I knew I needed to understand beforehand more about the library, so I took the official tour of the Jefferson Building. Walking into the Great Hall for the first time, I was dazzled by the beauty of the building, which looked more like a gilded palace than a library. I realized that whoever designed this building didn’t think of a library as just a warehouse for books; they wanted everyone who walked inside to be awed not just by the architecture but also by this building’s purpose.
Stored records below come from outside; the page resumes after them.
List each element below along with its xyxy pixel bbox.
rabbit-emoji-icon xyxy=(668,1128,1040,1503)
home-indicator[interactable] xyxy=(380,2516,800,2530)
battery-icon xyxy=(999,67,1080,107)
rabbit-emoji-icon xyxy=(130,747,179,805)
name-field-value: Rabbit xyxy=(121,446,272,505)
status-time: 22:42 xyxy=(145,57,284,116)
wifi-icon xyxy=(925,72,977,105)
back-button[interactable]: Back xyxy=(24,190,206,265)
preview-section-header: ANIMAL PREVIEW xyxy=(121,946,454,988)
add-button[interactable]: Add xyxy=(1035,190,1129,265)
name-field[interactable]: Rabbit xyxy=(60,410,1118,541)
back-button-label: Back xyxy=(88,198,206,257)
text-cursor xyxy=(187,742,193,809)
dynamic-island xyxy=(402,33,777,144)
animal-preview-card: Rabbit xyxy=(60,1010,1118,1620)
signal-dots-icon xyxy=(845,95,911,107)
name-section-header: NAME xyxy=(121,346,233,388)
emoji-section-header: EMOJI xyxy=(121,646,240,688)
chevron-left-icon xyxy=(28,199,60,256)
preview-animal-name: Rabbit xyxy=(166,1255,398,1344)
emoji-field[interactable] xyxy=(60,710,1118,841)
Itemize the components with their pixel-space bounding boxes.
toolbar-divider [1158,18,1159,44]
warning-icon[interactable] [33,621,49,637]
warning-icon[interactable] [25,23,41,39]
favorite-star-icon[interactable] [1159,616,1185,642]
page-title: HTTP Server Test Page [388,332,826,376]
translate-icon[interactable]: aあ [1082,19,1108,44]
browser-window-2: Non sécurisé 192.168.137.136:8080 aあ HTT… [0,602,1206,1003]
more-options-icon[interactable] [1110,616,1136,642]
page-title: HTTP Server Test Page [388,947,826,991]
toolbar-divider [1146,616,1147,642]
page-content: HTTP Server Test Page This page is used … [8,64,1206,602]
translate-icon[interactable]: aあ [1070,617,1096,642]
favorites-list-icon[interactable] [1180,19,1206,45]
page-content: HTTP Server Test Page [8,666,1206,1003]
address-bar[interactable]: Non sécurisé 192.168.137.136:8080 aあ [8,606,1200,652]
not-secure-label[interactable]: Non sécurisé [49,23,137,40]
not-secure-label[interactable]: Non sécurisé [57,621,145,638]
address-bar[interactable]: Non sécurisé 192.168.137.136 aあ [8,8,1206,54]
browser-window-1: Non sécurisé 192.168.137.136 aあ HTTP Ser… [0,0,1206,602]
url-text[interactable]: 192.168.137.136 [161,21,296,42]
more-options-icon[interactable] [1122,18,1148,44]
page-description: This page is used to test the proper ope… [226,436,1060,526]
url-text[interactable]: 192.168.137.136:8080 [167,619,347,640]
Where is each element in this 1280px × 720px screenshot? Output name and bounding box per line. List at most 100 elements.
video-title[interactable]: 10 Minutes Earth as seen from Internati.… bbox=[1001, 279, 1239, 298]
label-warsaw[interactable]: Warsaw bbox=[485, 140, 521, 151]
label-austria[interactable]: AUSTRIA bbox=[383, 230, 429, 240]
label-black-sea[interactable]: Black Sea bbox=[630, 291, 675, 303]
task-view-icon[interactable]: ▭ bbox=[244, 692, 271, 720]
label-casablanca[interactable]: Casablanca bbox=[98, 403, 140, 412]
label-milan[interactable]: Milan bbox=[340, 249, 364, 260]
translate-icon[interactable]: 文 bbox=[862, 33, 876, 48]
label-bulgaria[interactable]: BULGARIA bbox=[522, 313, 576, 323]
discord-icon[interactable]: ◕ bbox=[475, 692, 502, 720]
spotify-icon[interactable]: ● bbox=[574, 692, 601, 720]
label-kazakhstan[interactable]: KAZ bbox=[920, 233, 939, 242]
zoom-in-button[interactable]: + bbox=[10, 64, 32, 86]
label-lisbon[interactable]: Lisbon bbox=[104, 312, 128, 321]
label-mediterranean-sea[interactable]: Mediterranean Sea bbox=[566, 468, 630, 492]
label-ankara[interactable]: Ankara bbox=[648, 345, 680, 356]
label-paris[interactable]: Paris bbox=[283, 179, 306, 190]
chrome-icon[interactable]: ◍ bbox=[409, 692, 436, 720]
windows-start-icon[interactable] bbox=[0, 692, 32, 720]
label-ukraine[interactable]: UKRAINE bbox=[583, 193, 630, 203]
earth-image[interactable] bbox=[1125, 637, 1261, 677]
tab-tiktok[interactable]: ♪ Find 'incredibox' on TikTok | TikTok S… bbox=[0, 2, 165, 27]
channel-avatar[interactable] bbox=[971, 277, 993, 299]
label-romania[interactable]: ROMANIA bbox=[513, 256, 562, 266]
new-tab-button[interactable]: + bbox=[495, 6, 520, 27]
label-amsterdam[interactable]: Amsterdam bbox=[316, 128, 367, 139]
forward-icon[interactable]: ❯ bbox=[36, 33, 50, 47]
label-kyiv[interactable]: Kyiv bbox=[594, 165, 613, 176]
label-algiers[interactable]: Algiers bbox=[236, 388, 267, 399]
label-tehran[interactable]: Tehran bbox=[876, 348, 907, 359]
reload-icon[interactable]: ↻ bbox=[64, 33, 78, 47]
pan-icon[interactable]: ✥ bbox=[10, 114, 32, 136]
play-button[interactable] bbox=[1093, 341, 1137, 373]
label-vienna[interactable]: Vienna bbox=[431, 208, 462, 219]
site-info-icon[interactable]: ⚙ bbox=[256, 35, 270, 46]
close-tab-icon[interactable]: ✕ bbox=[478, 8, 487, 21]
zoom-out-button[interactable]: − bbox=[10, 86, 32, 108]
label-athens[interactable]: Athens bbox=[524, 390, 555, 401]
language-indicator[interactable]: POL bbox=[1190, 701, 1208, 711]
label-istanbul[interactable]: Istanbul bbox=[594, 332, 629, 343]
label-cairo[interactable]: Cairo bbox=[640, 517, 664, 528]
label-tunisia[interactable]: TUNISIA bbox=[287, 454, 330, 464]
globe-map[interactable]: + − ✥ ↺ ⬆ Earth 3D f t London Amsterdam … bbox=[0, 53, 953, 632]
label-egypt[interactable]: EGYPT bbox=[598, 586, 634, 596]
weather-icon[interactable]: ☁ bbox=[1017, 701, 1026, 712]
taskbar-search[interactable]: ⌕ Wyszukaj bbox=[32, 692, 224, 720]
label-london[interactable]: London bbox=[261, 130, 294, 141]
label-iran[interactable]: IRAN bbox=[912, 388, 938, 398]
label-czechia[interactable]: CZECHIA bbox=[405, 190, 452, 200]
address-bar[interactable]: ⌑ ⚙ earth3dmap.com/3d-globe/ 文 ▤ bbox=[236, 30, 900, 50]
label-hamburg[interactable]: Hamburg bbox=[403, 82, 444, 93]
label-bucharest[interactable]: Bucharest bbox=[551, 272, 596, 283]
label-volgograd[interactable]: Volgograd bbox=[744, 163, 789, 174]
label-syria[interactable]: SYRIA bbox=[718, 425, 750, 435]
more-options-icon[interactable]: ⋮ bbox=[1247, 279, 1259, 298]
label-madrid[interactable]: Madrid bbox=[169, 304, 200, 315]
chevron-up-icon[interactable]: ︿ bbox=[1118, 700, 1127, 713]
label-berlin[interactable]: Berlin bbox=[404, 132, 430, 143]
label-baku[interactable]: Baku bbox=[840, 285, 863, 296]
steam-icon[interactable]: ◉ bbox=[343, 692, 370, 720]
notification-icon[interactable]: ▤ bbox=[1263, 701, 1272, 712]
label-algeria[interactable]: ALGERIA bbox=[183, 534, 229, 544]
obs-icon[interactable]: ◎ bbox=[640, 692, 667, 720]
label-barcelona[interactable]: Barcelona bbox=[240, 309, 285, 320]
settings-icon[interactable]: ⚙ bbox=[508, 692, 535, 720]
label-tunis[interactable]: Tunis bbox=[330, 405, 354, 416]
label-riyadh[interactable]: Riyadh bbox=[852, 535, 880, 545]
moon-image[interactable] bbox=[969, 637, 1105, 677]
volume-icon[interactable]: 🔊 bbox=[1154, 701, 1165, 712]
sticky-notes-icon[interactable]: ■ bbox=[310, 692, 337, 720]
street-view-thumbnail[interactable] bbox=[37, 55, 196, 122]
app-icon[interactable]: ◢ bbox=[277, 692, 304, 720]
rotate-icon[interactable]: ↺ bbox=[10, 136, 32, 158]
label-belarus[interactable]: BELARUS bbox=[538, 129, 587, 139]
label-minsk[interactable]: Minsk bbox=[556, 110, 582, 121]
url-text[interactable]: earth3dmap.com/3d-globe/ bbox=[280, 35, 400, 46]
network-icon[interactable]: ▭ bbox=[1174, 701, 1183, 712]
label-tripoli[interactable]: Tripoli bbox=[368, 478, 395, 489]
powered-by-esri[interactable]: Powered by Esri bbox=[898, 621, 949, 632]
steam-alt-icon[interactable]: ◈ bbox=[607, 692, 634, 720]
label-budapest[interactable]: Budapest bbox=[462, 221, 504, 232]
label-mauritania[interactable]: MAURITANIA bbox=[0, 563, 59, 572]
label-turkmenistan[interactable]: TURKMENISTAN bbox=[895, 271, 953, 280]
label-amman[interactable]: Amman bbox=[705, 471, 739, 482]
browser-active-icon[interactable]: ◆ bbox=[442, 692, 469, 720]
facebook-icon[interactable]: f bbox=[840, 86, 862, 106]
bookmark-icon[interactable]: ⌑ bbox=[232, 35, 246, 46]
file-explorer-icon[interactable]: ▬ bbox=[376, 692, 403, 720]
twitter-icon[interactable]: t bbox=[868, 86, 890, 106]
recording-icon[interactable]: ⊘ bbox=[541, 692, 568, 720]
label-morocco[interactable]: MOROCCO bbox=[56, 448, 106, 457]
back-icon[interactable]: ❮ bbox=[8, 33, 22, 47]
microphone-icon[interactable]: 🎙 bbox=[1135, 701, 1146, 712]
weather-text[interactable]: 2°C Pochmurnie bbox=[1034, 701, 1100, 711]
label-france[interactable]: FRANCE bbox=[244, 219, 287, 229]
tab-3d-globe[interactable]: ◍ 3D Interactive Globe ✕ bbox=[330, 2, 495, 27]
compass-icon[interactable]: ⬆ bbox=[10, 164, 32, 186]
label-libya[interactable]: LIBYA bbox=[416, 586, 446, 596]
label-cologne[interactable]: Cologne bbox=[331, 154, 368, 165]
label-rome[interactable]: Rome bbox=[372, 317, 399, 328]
When the tour guide took
us up to the balcony overlooking the Main Reading Room, she pointed out the statues of some of the secular saints that lined the octagon-shaped room: Michelangelo, Beethoven, Herodotus, James Kent, Edward Gibbon, Plato, Shakespeare, Francis Bacon, and Homer.
Afterward I walked to Eastern Market, a focal point of the Capitol Hill neighborhood that I had heard about. I admired the old row houses on the way and noticed that on this strangely warm Saturday in February, the sidewalks were crowded with joggers and families out doing errands. I knew that if I got this job, I would want to live in this neighborhood. I sat on a bench across from the market for a while, imagining that I worked at the Library of Congress and lived on Capitol Hill. I knew that if I could make it happen somehow, my life would be perfect.
During her last years of working in Vietnam and her months of unemployment, Ruth had her eye on the Library of Congress. Her friends from the air force, Pat Moesker (whom she had roomed with in Okinawa) and Pat’s husband, Bob, had moved to Capitol Hill in 1969 when he accepted a job at the Library of Congress in the Science and Technology Division. Her former army employee Bill Sittig had also started working there after he had come back from Saigon, as had Gabe Horchler, whom Ruth had interviewed but been unable to hire. She probably had at least a few more friends from the military who now lived in DC, and some of her cousins had also moved to the region.